Marquis, a company that provides software and marketing tools to hundreds of banks and credit unions, was hacked in August 2025 through a security device called a SonicWall firewall. The attackers used this break-in to steal files from Marquis’ network. Marquis, works with more than 700 banks and credit unions in the U.S.
Marquis stores a lot of customer information for these banks, so when the company was hacked, many bank customers’ personal data was stolen.— things like names, addresses, phone numbers, Social Security numbers, dates of birth, and some financial account information.
So far, at least 400,000 people are confirmed affected, and that number will probably grow. Texas is the hardest hit, with more than 354,000 people impacted. Marquis is now notifying states and sending letters on behalf of individual banks and credit unions. The total number of impacted people varies by state and institution.
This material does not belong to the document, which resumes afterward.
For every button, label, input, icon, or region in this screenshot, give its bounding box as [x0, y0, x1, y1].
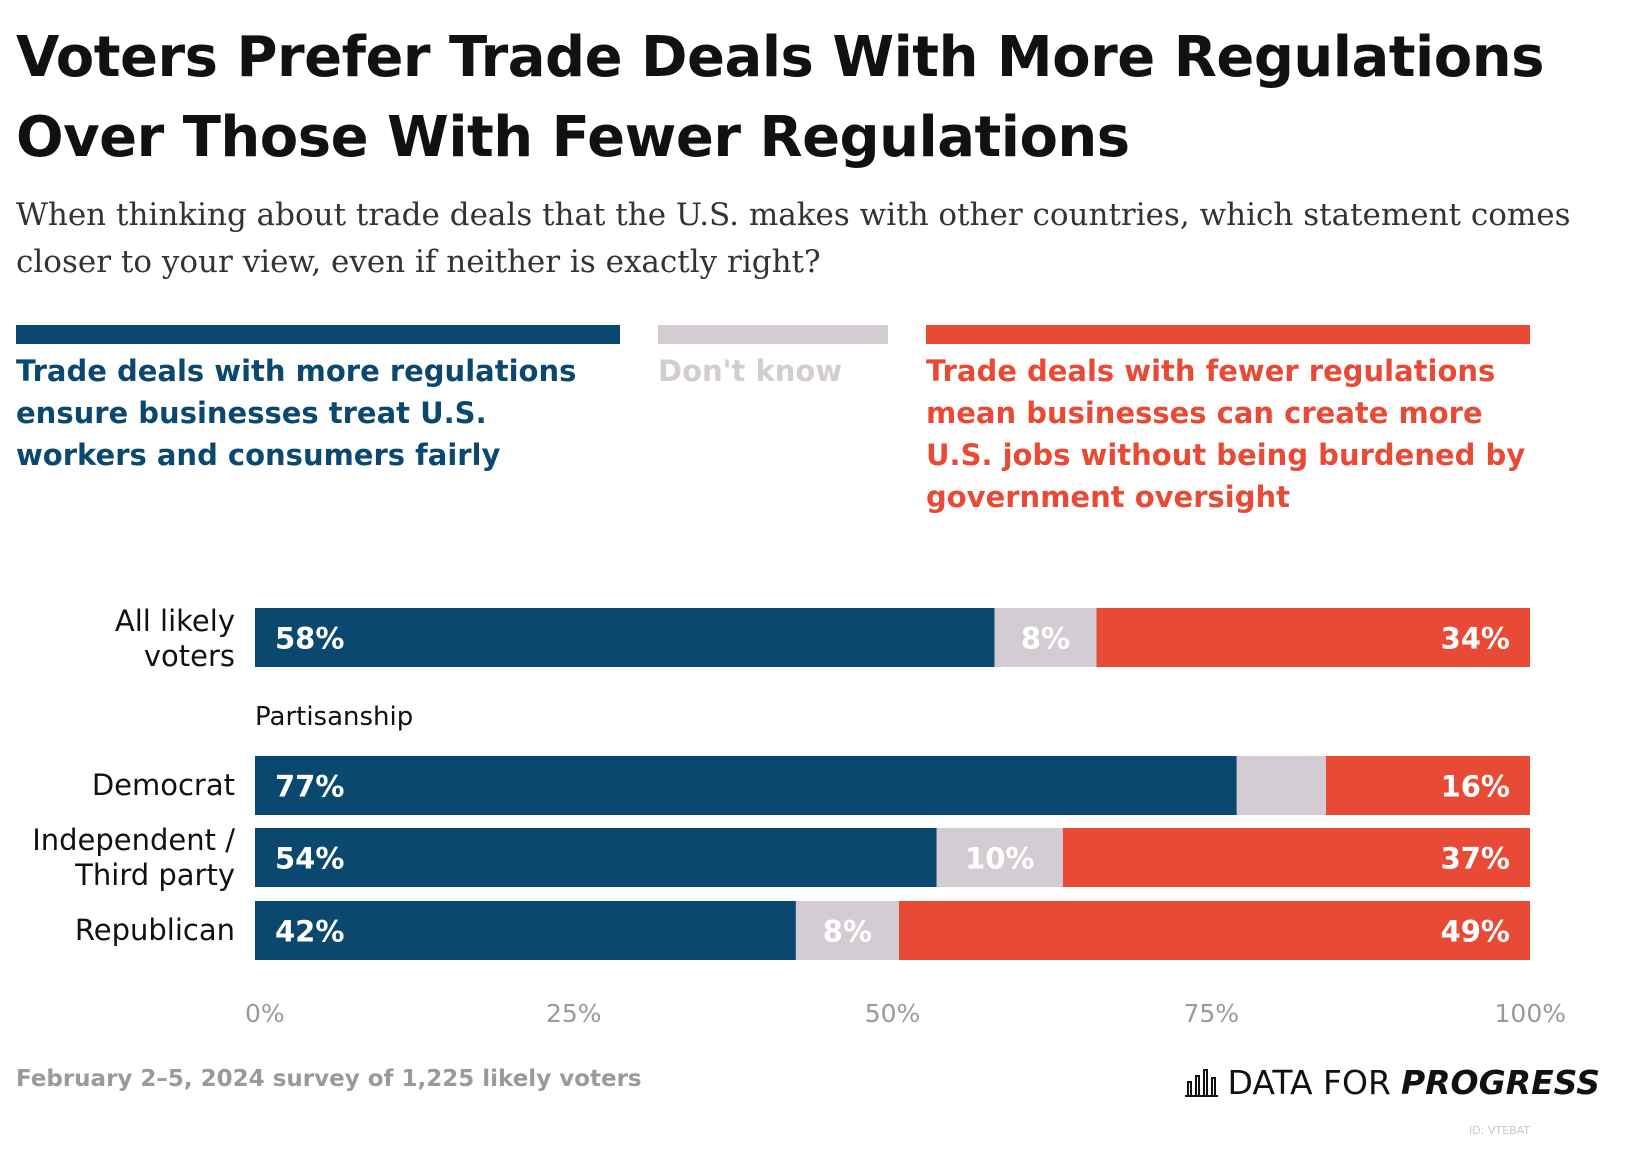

How did the hackers get in?
The hackers broke in through a SonicWall VPN, which is a system employees use to log in to work from home.
A cybercriminal group called Akira used a security flaw in SonicWall that let them:
-
Steal people’s usernames and passwords
-
Steal the secret codes used to make MFA login codes
Even though SonicWall fixed the flaw, many companies didn’t reset all the stolen login information. Because of that, the hackers could still log in using the old stolen details.
What did the criminals do once inside?
Once logged in through the compromised VPN, Akira typically:
-
Explores the internal network
-
Identifies important or sensitive systems
-
Gains higher-level access (admin privileges)
-
Steals sensitive data
-
Finally deploys ransomware to lock and encrypt systems
How is Marquis trying to fix things now?
According to filings from one credit union (CoVantage), Marquis strengthened security by:
-
Updating and patching firewalls
-
Changing passwords
-
Removing old or unused accounts
-
Ensuring multi-factor authentication is turned on
-
Keeping more detailed logs
-
Blocking accounts after too many failed login attempts
-
Limiting which countries can connect
-
Blocking connections to known malicious servers
Marquis hasn’t said which hacker group is responsible, but the gang, Akira was known for attacking SonicWall users around that time. The company also hasn’t said how many people in total were affected or whether the hackers demanded — or received — a ransom payment.